One of the IT company’s original founders once described it as “the most profitable distraction” they had, as reported by The Hindu Business Line in May 2022. Their first love was education, and they’ve gone back to it, but that’s a story for another day.
The founders sold the tech services part of the 30-year-old company, then called NIIT Technologies, to Baring Private Equity in 2019. A professional CEO, who’d come in about a year earlier, forged Coforge out of it—the name change happened around August 2020—and took it from about $440 million for the year ended March 31, 2018, to about a $1 billion for the current fiscal year, based on the company’s latest estimates.

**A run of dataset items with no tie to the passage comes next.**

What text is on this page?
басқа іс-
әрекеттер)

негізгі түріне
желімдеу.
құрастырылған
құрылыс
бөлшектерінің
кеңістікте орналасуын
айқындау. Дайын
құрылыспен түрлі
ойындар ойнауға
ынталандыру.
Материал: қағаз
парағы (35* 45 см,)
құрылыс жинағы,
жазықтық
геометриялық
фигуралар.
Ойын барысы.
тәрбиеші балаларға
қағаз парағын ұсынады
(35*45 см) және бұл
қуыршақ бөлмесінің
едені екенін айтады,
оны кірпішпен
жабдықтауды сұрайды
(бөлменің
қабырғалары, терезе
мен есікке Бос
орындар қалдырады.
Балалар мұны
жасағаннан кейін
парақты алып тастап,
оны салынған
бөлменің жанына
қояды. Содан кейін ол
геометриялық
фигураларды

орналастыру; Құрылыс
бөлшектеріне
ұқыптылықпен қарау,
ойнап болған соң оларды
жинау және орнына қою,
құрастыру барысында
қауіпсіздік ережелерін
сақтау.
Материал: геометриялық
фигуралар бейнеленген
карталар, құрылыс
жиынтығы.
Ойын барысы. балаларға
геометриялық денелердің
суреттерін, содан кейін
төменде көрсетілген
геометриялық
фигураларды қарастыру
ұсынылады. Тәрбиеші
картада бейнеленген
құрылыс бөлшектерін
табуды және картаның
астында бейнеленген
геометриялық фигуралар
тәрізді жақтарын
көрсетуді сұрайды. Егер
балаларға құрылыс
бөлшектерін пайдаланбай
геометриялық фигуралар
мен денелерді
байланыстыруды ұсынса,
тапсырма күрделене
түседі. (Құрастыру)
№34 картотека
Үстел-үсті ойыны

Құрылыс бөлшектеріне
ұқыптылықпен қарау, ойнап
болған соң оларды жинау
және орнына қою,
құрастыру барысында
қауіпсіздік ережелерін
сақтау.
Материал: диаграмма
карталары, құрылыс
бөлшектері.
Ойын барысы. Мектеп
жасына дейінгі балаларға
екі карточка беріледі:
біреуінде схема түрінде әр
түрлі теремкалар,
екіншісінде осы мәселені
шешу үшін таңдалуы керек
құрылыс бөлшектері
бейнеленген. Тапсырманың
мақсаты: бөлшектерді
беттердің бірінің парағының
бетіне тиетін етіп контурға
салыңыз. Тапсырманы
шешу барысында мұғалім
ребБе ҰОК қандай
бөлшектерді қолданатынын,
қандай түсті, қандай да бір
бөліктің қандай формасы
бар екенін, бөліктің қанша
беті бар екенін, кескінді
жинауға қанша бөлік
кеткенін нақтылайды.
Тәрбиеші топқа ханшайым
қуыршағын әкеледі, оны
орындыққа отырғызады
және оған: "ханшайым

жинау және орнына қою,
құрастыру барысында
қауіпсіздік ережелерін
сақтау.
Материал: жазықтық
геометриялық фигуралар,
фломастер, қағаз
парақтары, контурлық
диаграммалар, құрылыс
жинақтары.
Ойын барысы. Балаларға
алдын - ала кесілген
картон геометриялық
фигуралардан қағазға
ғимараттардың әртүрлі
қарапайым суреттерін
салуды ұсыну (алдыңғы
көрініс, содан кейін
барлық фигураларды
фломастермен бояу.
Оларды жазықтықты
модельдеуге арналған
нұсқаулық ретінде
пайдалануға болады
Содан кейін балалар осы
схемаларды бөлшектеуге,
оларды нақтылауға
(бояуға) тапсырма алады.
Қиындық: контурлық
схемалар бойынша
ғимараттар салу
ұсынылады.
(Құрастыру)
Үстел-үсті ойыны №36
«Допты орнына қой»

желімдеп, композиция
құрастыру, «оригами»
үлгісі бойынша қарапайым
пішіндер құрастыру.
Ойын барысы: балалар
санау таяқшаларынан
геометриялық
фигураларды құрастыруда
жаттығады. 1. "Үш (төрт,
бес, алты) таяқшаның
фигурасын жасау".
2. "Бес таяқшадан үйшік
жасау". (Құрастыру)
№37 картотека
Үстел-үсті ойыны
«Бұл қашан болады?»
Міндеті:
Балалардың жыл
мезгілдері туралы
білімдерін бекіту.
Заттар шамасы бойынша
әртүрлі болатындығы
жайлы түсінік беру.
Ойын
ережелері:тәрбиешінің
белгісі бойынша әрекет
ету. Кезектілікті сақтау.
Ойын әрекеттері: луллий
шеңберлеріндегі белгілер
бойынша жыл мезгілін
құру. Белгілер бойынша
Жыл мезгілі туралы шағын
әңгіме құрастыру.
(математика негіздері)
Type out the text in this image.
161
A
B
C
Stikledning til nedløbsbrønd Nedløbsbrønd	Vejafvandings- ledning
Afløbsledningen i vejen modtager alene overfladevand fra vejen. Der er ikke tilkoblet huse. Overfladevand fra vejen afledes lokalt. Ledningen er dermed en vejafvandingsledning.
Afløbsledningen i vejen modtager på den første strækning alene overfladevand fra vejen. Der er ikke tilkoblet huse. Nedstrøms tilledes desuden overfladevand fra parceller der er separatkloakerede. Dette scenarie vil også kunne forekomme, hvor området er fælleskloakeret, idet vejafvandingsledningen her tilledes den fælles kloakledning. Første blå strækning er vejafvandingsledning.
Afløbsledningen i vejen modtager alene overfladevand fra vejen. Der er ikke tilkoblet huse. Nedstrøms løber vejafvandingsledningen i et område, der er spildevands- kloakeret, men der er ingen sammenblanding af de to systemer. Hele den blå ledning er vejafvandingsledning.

This is the story of how that CEO, Sudhir Singh, achieved that milestone, and what he and his 22,500-strong team want to do next.
Singh loves to talk about how Coforge is “atypical” for a company its size. This comes from the playbook that he and his chosen 14 deputies have put together. “We are engineers and technologists who spend an inordinate amount of time understanding the very limited functional spaces that we focus on,” he says.